My frequency of article-posting has slipped lately. One of the reasons has been that my focus over the last few weeks has been more on soaking up some inspiring messages than on writing inspiring messages. Allow me to share some of my recent inspiration with you:
There are two major sources of my recent/present inspiration: an amazing book about the journey of masculinity called “The Way of the Wild Heart,” and the message shared by John Rosemond at a recent parent conference in Baton Rouge.
I wish every man on the planet would read “The Way of the Wild Heart” by John Eldredge (after you read the first book – “Wild at Heart”). I won’t try to give you the “Cliff Notes” version here, because it just wouldn’t be fair to you. I will simply say this. I have spent the last ten or fifteen years reading the best books I could find on authentic manhood, particularly from Christian authors. I’ve read some good stuff, and some not so good. When I read “Wild at Heart” a few years ago, I immediately knew I had read by far the best of the bunch – hands down. I am now just over halfway through “The Way of the Wild Heart,” which is a follow-up to “Wild at Heart.” Guys, this one is even better. Read it! For your sake. For your wife or fiance or girlfriend’s sake. For your children’s sake. For your church’s sake. Read it – and get ready to grow. You’ll be a man like you never thought possible. Read it.
On to John Rosemond. I have read a number of his books and newspaper columns on parenting, and have always thought this guy is right on with his “traditional” style of parenting.
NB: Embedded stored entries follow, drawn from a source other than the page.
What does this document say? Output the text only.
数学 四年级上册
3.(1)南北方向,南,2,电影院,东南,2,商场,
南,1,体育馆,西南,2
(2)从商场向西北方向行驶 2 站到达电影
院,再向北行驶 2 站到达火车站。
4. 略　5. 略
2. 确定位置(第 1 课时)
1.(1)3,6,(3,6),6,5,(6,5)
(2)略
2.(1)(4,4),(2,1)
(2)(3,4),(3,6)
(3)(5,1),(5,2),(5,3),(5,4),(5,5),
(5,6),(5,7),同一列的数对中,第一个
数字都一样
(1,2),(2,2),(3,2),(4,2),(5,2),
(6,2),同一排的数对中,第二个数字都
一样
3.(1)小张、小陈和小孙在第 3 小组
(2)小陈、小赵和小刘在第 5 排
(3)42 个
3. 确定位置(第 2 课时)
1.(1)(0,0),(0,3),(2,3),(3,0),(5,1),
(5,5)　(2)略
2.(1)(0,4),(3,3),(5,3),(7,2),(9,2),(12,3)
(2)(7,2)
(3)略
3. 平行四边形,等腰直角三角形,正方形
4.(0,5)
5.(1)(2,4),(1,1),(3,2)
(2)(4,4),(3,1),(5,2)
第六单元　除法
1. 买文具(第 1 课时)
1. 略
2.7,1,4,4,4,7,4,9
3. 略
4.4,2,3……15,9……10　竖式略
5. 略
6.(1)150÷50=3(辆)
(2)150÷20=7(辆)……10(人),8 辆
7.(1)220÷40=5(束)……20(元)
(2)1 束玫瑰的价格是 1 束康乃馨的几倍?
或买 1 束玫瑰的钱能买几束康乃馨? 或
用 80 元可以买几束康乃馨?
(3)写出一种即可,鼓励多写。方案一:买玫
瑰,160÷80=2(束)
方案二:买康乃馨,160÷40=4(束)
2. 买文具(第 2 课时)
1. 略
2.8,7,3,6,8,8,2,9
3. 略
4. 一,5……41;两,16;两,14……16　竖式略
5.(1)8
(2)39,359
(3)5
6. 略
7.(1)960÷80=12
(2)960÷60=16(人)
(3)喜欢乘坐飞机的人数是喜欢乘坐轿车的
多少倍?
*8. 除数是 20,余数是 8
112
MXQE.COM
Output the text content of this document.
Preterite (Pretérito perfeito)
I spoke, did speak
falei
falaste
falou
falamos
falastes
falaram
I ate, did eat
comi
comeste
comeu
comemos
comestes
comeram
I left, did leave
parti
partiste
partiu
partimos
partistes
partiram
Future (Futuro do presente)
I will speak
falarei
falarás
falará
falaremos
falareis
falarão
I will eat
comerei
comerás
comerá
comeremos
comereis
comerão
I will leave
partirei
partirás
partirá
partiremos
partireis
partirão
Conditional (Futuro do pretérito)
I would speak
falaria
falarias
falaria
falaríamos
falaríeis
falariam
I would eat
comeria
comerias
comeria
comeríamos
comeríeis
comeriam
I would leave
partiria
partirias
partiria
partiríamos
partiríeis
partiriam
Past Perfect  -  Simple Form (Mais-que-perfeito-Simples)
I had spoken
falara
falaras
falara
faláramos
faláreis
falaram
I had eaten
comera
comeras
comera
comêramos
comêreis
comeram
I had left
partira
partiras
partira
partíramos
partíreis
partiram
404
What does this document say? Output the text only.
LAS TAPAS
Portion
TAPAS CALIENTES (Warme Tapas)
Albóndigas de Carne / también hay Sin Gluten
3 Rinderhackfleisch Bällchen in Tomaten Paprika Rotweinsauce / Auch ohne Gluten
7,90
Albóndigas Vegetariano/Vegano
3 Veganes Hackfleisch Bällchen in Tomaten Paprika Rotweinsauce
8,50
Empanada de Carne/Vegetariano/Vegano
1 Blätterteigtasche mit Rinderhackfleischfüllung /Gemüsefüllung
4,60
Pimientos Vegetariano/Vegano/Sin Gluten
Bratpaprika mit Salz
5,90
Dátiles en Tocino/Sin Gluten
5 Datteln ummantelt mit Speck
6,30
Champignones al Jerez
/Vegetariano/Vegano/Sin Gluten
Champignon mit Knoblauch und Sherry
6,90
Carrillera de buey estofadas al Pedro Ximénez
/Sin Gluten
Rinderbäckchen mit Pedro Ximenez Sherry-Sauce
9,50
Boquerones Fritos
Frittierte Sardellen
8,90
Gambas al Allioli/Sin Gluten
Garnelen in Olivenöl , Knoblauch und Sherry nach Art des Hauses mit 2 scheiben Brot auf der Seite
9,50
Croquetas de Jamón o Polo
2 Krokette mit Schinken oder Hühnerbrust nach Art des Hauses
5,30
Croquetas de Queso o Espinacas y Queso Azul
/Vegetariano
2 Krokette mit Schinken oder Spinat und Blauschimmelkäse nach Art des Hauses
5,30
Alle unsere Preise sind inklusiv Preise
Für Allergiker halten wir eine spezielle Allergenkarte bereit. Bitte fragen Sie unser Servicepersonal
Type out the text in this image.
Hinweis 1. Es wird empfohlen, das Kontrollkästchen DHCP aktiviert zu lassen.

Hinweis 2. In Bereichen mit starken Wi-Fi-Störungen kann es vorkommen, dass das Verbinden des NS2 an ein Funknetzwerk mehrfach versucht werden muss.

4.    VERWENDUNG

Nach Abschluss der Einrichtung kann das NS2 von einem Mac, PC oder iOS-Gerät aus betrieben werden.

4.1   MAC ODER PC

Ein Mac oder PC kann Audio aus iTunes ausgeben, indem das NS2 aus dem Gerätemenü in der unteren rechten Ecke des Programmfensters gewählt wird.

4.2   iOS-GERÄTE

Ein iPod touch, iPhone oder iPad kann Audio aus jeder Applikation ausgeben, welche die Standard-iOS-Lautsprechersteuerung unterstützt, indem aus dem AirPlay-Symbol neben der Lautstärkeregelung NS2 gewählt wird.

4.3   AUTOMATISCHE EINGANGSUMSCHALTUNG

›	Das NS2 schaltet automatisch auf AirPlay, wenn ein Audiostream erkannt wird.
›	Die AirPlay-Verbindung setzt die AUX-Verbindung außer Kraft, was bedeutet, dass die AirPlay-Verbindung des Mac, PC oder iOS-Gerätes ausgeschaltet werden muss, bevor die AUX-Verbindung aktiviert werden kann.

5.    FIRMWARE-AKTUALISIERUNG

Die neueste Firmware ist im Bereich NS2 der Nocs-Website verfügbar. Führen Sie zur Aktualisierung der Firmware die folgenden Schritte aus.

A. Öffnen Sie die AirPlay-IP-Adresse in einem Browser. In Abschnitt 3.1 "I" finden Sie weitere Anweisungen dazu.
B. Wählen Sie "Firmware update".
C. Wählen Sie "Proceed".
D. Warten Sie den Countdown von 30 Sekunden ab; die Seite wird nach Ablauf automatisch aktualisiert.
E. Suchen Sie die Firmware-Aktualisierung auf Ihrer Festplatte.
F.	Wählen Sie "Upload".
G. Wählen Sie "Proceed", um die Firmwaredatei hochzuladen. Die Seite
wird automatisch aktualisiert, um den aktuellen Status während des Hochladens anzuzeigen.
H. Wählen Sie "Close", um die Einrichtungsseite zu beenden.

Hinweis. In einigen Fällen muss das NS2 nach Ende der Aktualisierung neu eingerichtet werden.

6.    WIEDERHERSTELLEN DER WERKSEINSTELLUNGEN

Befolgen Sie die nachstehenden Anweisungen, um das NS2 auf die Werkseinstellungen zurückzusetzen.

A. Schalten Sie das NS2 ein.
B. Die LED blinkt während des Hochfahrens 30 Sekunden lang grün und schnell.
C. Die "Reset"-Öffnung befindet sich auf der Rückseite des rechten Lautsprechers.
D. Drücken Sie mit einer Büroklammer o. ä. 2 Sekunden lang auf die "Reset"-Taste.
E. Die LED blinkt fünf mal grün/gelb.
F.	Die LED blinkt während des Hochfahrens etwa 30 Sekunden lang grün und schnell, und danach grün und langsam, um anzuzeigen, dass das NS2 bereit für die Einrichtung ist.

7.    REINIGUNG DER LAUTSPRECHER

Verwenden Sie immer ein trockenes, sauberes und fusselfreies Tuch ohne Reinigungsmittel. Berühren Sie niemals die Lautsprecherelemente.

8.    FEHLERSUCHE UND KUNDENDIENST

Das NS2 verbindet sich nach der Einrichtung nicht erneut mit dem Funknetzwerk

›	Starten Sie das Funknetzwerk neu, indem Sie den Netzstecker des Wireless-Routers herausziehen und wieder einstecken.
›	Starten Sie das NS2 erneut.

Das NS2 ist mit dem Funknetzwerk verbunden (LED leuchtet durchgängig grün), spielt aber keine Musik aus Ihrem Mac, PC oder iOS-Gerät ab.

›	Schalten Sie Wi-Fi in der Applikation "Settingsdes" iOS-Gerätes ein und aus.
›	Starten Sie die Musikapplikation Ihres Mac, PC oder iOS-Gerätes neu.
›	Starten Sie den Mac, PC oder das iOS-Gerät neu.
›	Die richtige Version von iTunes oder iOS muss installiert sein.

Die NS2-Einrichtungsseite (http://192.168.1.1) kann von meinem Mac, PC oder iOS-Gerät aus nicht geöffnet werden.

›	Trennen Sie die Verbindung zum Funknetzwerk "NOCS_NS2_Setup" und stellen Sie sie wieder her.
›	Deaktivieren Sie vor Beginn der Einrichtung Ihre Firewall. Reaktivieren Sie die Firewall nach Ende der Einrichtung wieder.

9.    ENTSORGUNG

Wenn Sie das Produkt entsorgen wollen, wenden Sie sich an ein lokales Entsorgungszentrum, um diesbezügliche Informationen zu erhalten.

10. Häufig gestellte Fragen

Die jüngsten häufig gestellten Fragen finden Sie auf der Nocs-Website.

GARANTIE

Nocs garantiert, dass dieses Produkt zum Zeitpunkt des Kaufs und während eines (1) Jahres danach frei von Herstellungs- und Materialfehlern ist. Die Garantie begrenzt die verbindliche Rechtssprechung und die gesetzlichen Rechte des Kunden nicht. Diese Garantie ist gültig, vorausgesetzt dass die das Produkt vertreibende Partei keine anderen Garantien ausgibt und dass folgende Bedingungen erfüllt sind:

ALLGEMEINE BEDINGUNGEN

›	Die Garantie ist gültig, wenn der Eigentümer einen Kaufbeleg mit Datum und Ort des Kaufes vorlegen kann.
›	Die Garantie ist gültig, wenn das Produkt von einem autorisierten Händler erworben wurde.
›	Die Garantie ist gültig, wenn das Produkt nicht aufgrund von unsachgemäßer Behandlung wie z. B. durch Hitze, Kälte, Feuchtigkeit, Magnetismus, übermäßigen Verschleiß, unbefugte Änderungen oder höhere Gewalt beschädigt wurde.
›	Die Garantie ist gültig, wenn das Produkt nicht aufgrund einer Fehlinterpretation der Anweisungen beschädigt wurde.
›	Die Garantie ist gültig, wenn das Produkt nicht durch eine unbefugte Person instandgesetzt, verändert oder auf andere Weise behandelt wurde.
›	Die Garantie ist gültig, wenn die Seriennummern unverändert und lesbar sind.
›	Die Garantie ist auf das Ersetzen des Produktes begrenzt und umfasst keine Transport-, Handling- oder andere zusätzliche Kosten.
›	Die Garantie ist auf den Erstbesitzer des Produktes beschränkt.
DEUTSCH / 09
However, I hadn’t read much of his stuff since my son was born three years ago. Hearing Rosemond speak recently about “Assuming the Power of Parenthood” was so much more inspiring and meaningful now that I have a child of my own. His message is so simple – not a complicated system of techniques and behavior modification and sensitivity to the intricacies of the growing self-esteem of children. He simply says parents today have a point-of-view problem (a direct result of 50 years of misguided psychological propaganda focused on building self-esteem in children, rather than character and right behavior). The message to me as a father was very challenging, very simple, and very encouraging – STEP UP AND LEAD YOUR FAMILY WITH AUTHORITY! Be loving, be sensitive, be understanding, have a strong partnership with your wife, but, for Heaven’s sake – be authoritative!
I believe God has continued to raise up prophets throughout history, even long after the Bible as we know it was complete. I believe John Eldredge is God’s prophet to the men of our time. I believe John Rosemond is God’s prophet to the parents of our time. I don’t say this lightly. I mean exactly what I am saying about these men being prophets of God. I don’t believe they are perfect or right all the time – they are men with an active sin-nature in constant need of God’s grace, just as I am. But their messages are inspired. I hope with all my heart that you will pick up their books or listen to their cds or at least explore their websites, but that you will prepare yourself to be challenged and empowered – and get a hold of the inspired messages of these two great prophets of our time.
I will close with a poem by Rudyard Kipling (quoted in a chapter in “The Way of the Wild Heart”) that I think captures the message of these two men:
“If”
If you can keep your head when all about you
Are losing theirs and blaming it on you,
If you can trust yourself when all men doubt you
But make allowance for their doubting too,
If you can wait and not be tired by waiting,
Or being lied about, don’t deal in lies,
Or being hated, don’t give way to hating,
And yet don’t look too good, nor talk too wise:
If you can dream–and not make dreams your master,
If you can think–and not make thoughts your aim;
If you can meet with Triumph and Disaster
And treat those two impostors just the same;
If you can bear to hear the truth you’ve spoken
Twisted by knaves to make a trap for fools,
Or watch the things you gave your life to, broken,
And stoop and build ’em up with worn-out tools:
If you can make one heap of all your winnings
And risk it all on one turn of pitch-and-toss,
And lose, and start again at your beginnings
And never breathe a word about your loss;
If you can force your heart and nerve and sinew
To serve your turn long after they are gone,
And so hold on when there is nothing in you
Except the Will which says to them: “Hold on!”
If you can talk with crowds and keep your virtue,
Or walk with kings–nor lose the common touch,
If neither foes nor loving friends can hurt you;
If all men count with you, but none too much,
If you can fill the unforgiving minute
With sixty seconds’ worth of distance run,
Yours is the Earth and everything that’s in it,
And–which is more–you’ll be a Man, my son!